Jim Garthe's plastic recycling system can turn a menace into an employment opportunity for millions.
Plastics arouse passions. The technos say plastics are omnipotent; that man's future will be fully served by its miracles. The greens say, plastics have no merits whatsoever and must be un-invented. Amidst slogans of "ban plastics" and "use plastics with care", the debate rages. Keeping a low public profile, petrochemical plants keep loading sacks of plastic granules on to an endless line of trucks. The people --you, me, the rich, the poor, the savvy and the innocent are using and throwing away plastic. The most committed amongst us are startled from time to time to learn how, despite our best efforts, plastic has crept into our lives. Damage done by plastic litter is getting deeper and more widespread; we have everywhere, the surreal slow-burn of piles.

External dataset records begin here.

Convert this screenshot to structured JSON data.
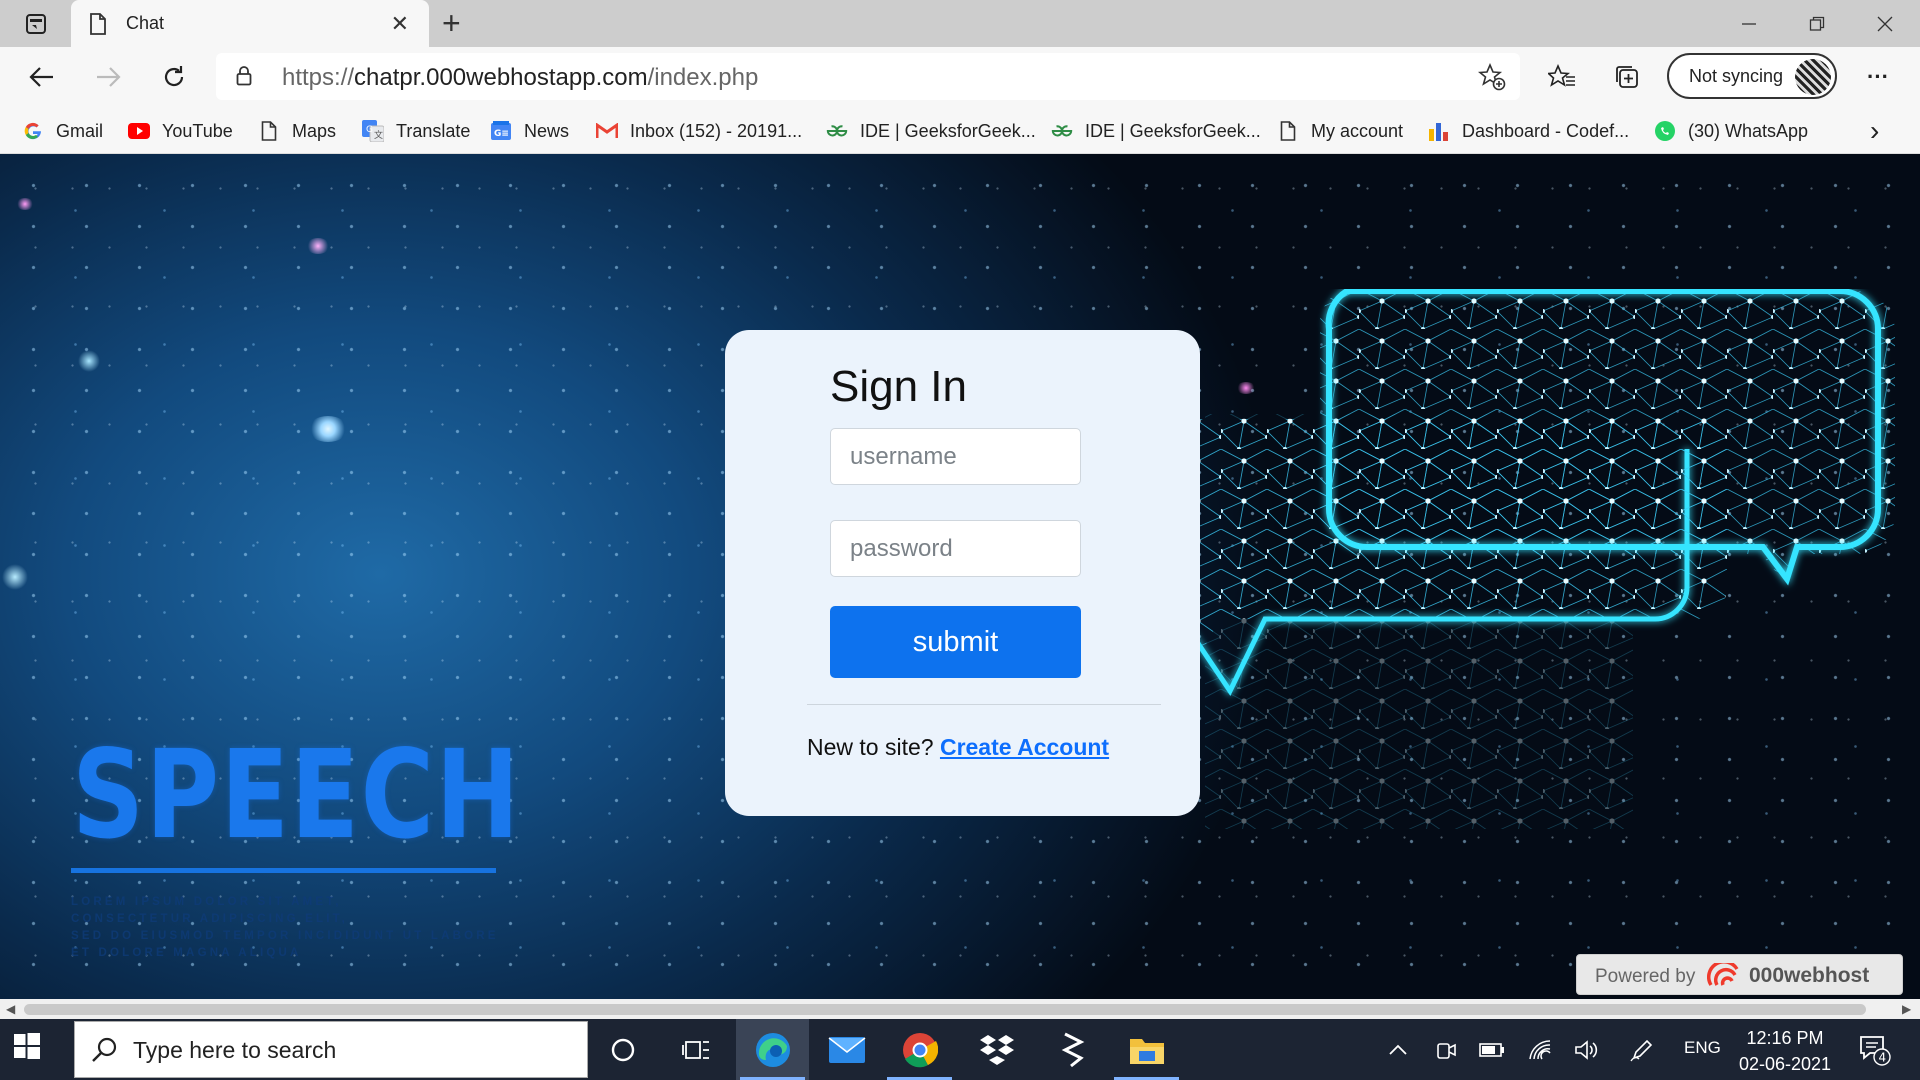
{
  "browser": {
    "tab": {
      "title": "Chat",
      "close": "✕"
    },
    "new_tab": "+",
    "window": {
      "minimize": "—",
      "restore": "❐",
      "close": "✕"
    },
    "address": {
      "prefix": "https://",
      "host": "chatpr.000webhostapp.com",
      "path": "/index.php"
    },
    "profile": {
      "label": "Not syncing"
    },
    "more": "···",
    "bookmarks": [
      {
        "label": "Gmail",
        "icon": "google-icon"
      },
      {
        "label": "YouTube",
        "icon": "youtube-icon"
      },
      {
        "label": "Maps",
        "icon": "page-icon"
      },
      {
        "label": "Translate",
        "icon": "translate-icon"
      },
      {
        "label": "News",
        "icon": "news-icon"
      },
      {
        "label": "Inbox (152) - 20191...",
        "icon": "gmail-icon"
      },
      {
        "label": "IDE | GeeksforGeek...",
        "icon": "geeksforgeeks-icon"
      },
      {
        "label": "IDE | GeeksforGeek...",
        "icon": "geeksforgeeks-icon"
      },
      {
        "label": "My account",
        "icon": "page-icon"
      },
      {
        "label": "Dashboard - Codef...",
        "icon": "chart-icon"
      },
      {
        "label": "(30) WhatsApp",
        "icon": "whatsapp-icon"
      }
    ],
    "bookmarks_overflow": "›"
  },
  "page": {
    "hero": {
      "title": "SPEECH",
      "subtitle_lines": [
        "LOREM IPSUM DOLOR SIT AMET,",
        "CONSECTETUR ADIPISCING ELIT,",
        "SED DO EIUSMOD TEMPOR INCIDIDUNT UT LABORE",
        "ET DOLORE MAGNA ALIQUA"
      ]
    },
    "signin": {
      "heading": "Sign In",
      "username": {
        "value": "",
        "placeholder": "username"
      },
      "password": {
        "value": "",
        "placeholder": "password"
      },
      "submit_label": "submit",
      "new_prompt": "New to site?",
      "create_link": "Create Account"
    },
    "powered": {
      "label": "Powered by",
      "brand": "000webhost"
    }
  },
  "taskbar": {
    "search_placeholder": "Type here to search",
    "apps": [
      "cortana-icon",
      "task-view-icon",
      "edge-icon",
      "mail-icon",
      "chrome-icon",
      "dropbox-icon",
      "sublime-icon",
      "file-explorer-icon"
    ],
    "active_app": "edge-icon",
    "language": "ENG",
    "time": "12:16 PM",
    "date": "02-06-2021",
    "notifications": "4"
  },
  "colors": {
    "accent": "#0d72ee",
    "link": "#0d6efd",
    "card": "#ebf3fc",
    "hero_title": "#1a78ec",
    "bubble_glow": "#34e4ff",
    "taskbar": "#1c2433"
  }
}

It comes as a relief therefore, that there are creative realists at work, tackling the issue without passion. GoodNewsIndia has highlighted some of their work over the years. But the work we are about to review, is on an entirely different plane-- it has the potential to end the debate and turn the problem into an opportunity-- particularly for India. GoodNewsIndia therefore makes an exception to its publishing policy and features an idea rather than a realised project; that too, an idea of a non-Indian. It does so in the great hope that this article will motivate tens of concerned Indians to bring the idea to this country. With that preface, GoodNewsIndia introduces the little-known, pioneering work of James W Garthe, a Professional Engineer at the Pennsylvania State University, USA.

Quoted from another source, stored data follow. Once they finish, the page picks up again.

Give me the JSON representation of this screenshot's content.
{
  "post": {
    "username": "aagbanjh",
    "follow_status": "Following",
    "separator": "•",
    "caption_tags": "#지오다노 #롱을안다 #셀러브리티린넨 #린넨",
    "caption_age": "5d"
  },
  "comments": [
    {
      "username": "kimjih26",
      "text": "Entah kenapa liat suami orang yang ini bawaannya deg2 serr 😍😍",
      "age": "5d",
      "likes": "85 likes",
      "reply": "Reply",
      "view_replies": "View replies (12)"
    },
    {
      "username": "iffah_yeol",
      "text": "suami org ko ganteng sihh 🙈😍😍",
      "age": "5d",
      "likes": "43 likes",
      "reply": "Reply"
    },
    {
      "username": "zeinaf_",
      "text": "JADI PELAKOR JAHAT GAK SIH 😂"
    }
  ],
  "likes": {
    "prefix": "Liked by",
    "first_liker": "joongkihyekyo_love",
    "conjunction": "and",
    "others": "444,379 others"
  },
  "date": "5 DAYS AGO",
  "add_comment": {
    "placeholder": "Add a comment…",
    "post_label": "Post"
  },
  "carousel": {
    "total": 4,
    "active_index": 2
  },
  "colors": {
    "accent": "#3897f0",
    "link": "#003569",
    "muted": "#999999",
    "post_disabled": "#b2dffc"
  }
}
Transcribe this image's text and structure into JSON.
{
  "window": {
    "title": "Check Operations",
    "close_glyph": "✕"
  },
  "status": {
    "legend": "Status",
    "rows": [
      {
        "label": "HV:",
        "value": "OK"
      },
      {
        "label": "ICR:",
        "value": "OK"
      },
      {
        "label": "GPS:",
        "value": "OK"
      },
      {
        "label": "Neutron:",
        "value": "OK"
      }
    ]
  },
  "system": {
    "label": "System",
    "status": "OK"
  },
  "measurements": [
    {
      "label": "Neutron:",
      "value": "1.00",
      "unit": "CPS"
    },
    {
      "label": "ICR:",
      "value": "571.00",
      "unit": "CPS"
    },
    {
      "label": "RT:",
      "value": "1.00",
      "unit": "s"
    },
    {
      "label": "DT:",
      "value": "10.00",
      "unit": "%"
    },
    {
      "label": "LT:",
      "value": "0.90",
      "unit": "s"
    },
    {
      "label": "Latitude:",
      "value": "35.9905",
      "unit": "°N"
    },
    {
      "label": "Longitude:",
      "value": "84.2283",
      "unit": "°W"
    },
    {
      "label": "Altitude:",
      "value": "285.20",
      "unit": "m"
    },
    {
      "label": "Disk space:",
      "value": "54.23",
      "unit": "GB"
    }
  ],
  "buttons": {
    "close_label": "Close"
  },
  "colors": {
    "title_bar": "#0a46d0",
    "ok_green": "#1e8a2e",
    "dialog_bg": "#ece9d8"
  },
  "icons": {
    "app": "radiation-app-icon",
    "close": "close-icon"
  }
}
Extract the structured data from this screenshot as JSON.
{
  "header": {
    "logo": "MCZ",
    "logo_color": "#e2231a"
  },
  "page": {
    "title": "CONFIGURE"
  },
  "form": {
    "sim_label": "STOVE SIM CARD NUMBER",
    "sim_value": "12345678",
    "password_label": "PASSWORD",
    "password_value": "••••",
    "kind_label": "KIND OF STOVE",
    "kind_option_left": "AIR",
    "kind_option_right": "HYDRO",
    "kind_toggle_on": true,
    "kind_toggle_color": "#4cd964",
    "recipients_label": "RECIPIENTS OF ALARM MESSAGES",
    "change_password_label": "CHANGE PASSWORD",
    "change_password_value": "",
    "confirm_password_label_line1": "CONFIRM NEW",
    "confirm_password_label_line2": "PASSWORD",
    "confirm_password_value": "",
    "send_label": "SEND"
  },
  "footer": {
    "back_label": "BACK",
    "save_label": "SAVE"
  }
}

Industry says that plastics can be recycled. Environmentalists disagree-- they say plastics can only be 'down-cycled' in the sense, it can be converted to a lower-grade plastic product. What then is the fact? Fact is, plastics are extracted from petro-chemicals and the most that can be done is salvage as much of the calorific value as possible out of used plastic. That is the closest possible approximation to what is known as 're-cycling'. If well done, the only objection we could have to this approach, is the one we already have against the use of petro-fuels.